For the next 15 years Whitecloud said he struggled with anger and depression, trying to find a purpose. He turned to drugs and found himself on the wrong side of the law. More than 20 years later, Whitecloud said he finally found his mission: to help his fellow veterans in need. He was given the opportunity to work for an organization that housed numerous veterans. Whitecloud said he felt a purpose in helping the veterans who still had pride in their military service.
“This is how it happens, helping other people,” Whitecloud said.
Whitecloud, who moved to Nevada 17 years ago, served where he was needed. As a young man who unsuccessfully tried to take his own life, he felt he could work with others who fell into their own deep well of despair. Being selected Veteran of the Month humbled Whitecloud before a gathering of veterans and family as well as members from the NDVS and Lt. Gov. Kate Marshall.
“I consider a blessing to help,” he said. “If you told me 20 years ago this would’ve happened or if you told me a week ago this would’ve happened, I wouldn’t have believed you,” he said of the award. “I just did the right thing.”

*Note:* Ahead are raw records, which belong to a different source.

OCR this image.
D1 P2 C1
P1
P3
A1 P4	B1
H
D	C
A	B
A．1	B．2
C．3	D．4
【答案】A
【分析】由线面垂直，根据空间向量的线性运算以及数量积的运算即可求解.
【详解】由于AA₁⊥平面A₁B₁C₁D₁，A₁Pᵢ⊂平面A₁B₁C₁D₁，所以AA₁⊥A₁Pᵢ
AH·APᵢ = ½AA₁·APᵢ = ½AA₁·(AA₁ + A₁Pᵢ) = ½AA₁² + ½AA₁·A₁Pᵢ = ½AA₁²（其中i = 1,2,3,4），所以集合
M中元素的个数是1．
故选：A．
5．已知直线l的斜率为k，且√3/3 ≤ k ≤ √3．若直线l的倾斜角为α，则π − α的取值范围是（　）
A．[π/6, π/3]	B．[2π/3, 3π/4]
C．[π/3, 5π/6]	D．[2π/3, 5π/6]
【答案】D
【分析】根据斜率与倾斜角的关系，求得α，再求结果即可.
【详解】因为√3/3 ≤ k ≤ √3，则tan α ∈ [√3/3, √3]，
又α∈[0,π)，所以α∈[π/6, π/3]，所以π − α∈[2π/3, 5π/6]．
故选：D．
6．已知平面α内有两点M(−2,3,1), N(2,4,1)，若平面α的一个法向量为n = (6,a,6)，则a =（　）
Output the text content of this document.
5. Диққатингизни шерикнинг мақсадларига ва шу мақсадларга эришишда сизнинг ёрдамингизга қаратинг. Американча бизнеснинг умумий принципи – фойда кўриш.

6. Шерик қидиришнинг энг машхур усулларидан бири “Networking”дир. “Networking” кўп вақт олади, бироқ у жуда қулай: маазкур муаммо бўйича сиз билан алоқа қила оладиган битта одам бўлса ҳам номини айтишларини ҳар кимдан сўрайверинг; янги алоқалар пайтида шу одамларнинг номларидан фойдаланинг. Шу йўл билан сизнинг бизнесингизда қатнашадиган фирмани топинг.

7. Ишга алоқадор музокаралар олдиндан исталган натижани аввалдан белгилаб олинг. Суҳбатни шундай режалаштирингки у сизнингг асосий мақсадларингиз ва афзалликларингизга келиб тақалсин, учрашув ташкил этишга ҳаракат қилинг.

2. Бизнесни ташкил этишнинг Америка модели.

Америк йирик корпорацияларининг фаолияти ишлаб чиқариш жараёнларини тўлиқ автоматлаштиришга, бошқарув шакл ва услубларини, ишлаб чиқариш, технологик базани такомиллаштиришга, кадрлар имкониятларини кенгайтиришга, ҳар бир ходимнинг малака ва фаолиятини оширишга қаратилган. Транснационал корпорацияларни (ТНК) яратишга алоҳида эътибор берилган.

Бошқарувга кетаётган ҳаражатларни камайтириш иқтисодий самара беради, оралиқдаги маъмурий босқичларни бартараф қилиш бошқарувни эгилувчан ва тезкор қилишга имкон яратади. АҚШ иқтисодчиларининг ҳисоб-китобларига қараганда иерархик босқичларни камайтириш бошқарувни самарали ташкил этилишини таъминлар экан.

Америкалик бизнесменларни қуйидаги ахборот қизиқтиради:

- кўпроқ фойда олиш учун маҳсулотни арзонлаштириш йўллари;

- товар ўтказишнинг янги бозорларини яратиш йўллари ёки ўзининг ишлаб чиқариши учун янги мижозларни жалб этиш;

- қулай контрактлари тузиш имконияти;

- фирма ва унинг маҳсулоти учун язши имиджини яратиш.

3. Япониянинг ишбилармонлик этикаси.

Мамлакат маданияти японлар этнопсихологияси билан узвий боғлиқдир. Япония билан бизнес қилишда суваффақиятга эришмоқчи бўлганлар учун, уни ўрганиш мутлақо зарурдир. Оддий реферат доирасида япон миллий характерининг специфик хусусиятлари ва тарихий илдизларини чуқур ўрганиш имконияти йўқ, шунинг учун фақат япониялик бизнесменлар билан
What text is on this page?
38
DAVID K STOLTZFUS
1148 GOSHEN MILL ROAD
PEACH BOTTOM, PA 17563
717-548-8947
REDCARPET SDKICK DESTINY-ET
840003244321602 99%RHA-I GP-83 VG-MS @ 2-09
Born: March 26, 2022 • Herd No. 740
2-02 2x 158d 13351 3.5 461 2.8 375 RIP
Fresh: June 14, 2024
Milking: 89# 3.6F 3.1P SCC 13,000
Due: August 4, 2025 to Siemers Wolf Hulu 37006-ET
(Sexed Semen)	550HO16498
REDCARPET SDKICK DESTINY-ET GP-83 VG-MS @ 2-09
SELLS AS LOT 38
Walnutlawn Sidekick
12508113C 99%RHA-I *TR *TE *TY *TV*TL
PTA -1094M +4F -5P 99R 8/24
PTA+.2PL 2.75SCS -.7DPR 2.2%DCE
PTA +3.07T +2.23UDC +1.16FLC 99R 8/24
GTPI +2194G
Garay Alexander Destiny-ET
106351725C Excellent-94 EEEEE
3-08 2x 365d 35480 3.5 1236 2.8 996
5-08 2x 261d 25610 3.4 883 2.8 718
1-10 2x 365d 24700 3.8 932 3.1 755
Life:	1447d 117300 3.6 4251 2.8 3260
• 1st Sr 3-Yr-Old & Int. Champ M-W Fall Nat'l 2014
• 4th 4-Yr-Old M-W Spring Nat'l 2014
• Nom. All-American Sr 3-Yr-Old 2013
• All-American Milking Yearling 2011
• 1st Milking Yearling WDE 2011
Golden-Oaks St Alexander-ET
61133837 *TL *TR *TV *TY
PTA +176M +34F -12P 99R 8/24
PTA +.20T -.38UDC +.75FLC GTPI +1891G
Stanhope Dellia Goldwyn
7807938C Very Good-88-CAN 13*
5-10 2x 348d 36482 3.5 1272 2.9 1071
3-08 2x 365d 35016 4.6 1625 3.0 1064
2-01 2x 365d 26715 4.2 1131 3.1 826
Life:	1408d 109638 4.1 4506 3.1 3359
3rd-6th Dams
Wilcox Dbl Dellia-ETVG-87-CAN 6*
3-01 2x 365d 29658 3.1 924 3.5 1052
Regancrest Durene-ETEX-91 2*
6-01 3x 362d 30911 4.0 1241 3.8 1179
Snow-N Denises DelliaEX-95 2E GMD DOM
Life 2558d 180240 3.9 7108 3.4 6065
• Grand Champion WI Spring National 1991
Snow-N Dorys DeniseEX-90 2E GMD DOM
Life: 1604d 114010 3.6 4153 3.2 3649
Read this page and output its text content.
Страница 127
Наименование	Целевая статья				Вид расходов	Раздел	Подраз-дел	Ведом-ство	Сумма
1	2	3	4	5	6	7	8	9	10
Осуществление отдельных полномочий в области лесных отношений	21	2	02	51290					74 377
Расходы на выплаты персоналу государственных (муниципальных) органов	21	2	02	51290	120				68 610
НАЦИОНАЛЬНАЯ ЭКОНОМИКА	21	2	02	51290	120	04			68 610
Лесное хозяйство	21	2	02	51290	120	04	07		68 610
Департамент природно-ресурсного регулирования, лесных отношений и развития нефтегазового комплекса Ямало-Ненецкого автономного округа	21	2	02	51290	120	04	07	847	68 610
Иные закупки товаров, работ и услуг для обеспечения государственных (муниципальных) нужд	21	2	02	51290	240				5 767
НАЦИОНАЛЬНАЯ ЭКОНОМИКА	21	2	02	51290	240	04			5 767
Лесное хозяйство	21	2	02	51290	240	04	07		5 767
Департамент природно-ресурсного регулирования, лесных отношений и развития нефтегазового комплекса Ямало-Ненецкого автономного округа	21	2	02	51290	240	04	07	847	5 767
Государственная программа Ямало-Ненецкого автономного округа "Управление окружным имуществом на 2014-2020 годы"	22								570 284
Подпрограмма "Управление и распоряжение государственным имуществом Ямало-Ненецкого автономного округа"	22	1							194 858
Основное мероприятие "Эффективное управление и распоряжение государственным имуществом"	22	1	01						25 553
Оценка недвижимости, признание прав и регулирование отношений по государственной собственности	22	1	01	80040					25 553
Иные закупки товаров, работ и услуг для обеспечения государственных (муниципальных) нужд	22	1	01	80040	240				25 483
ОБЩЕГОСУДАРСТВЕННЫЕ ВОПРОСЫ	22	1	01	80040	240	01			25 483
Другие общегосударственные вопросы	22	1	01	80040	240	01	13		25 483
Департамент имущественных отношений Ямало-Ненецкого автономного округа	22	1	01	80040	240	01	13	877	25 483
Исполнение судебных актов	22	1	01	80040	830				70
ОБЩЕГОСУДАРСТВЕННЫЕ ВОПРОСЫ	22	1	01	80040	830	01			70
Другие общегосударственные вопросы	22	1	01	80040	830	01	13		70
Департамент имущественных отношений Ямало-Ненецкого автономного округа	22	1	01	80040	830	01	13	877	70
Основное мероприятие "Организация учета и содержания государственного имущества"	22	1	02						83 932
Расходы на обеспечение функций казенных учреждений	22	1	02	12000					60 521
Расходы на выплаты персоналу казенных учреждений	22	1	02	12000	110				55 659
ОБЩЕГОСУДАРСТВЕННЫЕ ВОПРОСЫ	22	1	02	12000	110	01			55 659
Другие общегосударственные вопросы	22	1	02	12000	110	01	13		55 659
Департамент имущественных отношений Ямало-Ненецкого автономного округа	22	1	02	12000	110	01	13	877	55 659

Although he toured the world with a band years ago, he said working with veterans has been the biggest and best thing he has done in his life.
In learning more about Whitecloud’s past, Marshall said she was impressed with his desire to help others. The lieutenant governor said Whitecloud said he realized he had to undertake a mission. Representatives from the offices of U.S. Sen. Catherine Cortez Masto and U.S. Rep. Mark Amodei offered words of congratulations and presented Whitecloud with certificates of recognition.
Lisa Howard, director of the VA Sierra Nevada Health Care System, said Whitecloud found faith and has consequently given veterans an opportunity to find both their faith and way.
NVDS Director Kat Miller said Whitecloud is “all over the place but focused.” Whitecloud, who is also known and recognized as a popular radio show personality, also spends time as an emcee for a number of annual charitable events. Prior to serving at Reno’s VA, Miller said Whitecloud spent a decade working at the Veterans Resource Centers of America in Reno as an outreach specialist.
“He helped create a veteran nonprofit, Veteran Development Group in Reno, that assists veterans and veteran organizations in need,” Miller said.
Two weeks after graduating with his master’s degree, Whitecloud created Veteran Development Group Inc., which helps veterans find employment and complete their resumes and assists with networking and resources. He also started Operation Camo Christmas with friends who are also passionate about veterans.
Miller added Whitecloud also assisted in establishing and serving on the Mayor’s Challenge to Prevent Suicide on the Truckee Meadows Veteran Suicide Prevention Team. She said Whitecloud also helps other nonprofit organizations become established.